The noir inheritance
Cyberpunk inherits directly from hardboiled noir: the morally compromised protagonist navigating a corrupt world, the city as an environment of danger and beauty, the femme fatale, the unreliable client, the job that is never quite what it seems. Writing cyberpunk's noir inheritance requires understanding what noir contributes structurally rather than aesthetically: the sense that the world is corrupt all the way down and cannot be reformed by the protagonist's efforts, that the protagonist's survival is a form of success, that justice is personal and provisional rather than systemic and permanent. The plot mechanisms of noir — the double-cross, the job that opens onto a deeper game, the discovery that the client and the mark are connected in ways that compromise the protagonist — transplant naturally into cyberpunk, because the underlying social premise (a world organized by power and money against individual dignity) is the same.

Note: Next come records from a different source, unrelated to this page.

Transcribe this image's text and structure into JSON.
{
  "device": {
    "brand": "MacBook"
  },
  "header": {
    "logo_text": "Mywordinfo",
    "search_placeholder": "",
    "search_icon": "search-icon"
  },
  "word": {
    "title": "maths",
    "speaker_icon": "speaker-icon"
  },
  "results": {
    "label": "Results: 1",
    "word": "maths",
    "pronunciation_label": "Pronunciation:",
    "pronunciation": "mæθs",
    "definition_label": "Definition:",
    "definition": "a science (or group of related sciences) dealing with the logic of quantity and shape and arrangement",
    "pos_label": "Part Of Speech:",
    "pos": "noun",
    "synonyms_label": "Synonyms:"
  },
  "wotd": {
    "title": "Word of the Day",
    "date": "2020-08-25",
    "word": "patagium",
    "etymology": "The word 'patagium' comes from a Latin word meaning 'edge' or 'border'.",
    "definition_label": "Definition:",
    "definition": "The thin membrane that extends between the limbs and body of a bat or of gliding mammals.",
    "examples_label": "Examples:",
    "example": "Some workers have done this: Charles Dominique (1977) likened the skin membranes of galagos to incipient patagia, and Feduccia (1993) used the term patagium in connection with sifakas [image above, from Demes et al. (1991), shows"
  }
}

Making cyberpunk feel contemporary
Cyberpunk that reproduces the aesthetic of its 1980s origins risks feeling like period costume rather than living genre. Making cyberpunk feel contemporary requires updating its concerns rather than its aesthetics: the social media platform that shapes political reality rather than the television network, the algorithmic system that determines opportunity rather than the ID card, the gig economy that extracts labor without obligation rather than the company town. The structural dynamics of cyberpunk — high technology deployed in service of power against the individual, the body as a site of commercial interest, the corporation exceeding the state — are more present in contemporary life than they were in the 1980s, which means the writer who understands cyberpunk's concerns rather than just its surface can write it with full contemporary force.
Endings inside the system
Cyberpunk endings that fully defeat the corporate order or achieve clean escape tend to feel dishonest to the genre's fundamental premise: that the system is too large and too structural to be defeated by individual action. Writing endings that are satisfying without being false to the genre requires understanding what kinds of victory are available to the protagonist inside a system that continues: the specific freedom won within the specific constraint that remains, the personal loyalty that the corporate logic cannot purchase, the small permanent disruption that the protagonist leaves in the system. Cyberpunk endings are most honest when they acknowledge what the protagonist's success costs and what they did not manage to change — when they show that the world is slightly different because the protagonist acted, without claiming that the system has been defeated.